Ich lese gern und ziemlich viel. Die Zeit dafür muss man sich nehmen. Das ist eine bewusste Entscheidung. Gerade habe ich von Christoph Hein den Roman »Trutz« mit großer Spannung gelesen – eine packende Geschichte, die in Berlin beginnt und von Menschen erzählt, die in der Nazizeit fliehen mussten, die keine Pässe für westliche Demokratien bekamen, nach Moskau gingen und dann eine schmerzliche Entwicklung erlebten.

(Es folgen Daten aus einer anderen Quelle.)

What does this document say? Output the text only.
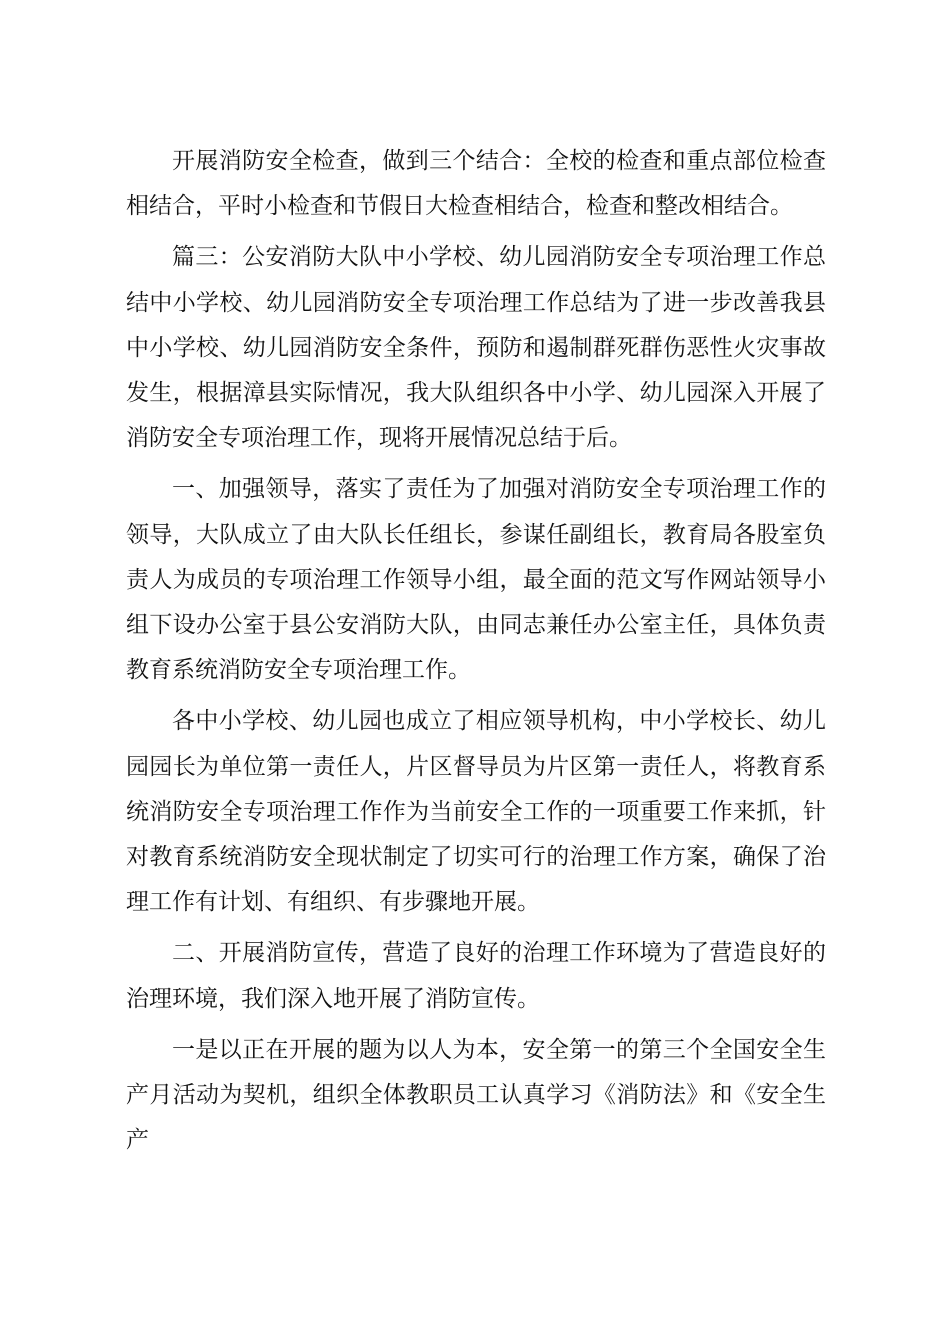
开展消防安全检查，做到三个结合：全校的检查和重点部位检查相结合，平时小检查和节假日大检查相结合，检查和整改相结合。

篇三：公安消防大队中小学校、幼儿园消防安全专项治理工作总结中小学校、幼儿园消防安全专项治理工作总结为了进一步改善我县中小学校、幼儿园消防安全条件，预防和遏制群死群伤恶性火灾事故发生，根据漳县实际情况，我大队组织各中小学、幼儿园深入开展了消防安全专项治理工作，现将开展情况总结于后。

一、加强领导，落实了责任为了加强对消防安全专项治理工作的领导，大队成立了由大队长任组长，参谋任副组长，教育局各股室负责人为成员的专项治理工作领导小组，最全面的范文写作网站领导小组下设办公室于县公安消防大队，由同志兼任办公室主任，具体负责教育系统消防安全专项治理工作。

各中小学校、幼儿园也成立了相应领导机构，中小学校长、幼儿园园长为单位第一责任人，片区督导员为片区第一责任人，将教育系统消防安全专项治理工作作为当前安全工作的一项重要工作来抓，针对教育系统消防安全现状制定了切实可行的治理工作方案，确保了治理工作有计划、有组织、有步骤地开展。

二、开展消防宣传，营造了良好的治理工作环境为了营造良好的治理环境，我们深入地开展了消防宣传。

一是以正在开展的题为以人为本，安全第一的第三个全国安全生产月活动为契机，组织全体教职员工认真学习《消防法》和《安全生产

Ich finde das toll, wie Hein hier Lebensschicksale und Weltgeschichte miteinander verwebt. Manchmal lese ich auch gern Lyrik. Gedichte von Mascha Kaleko rühren mich sehr an, auch die von Hilde Domin – "dem Wunder leise wie einem Vogel die Hand hinhalten". Das wäre übrigens auch ein schönes Motto für unsere Branche, die sich mit ihren Büchern an zeitgestresste Leser wendet.

Ihre Jungs sind 12 und 13 Jahre alt. Lesen die?
Ja. Das ging los mit "Sport Bild" und mit "Dein Spiegel", die ich immer mitbringen musste. Aber jetzt stürzen sie sich in Bücher, oft bis abends um halb elf. Und am Frühstückstisch heißt es: Mama, kannst du mir bitte den nächsten Band besorgen!

Und die Handys?
Meine Frau hat die Regel eingeführt, dass sie an Handys oder iPad nur so lange spielen, wie sie am Tag Klavier spielen. Klappt ganz gut.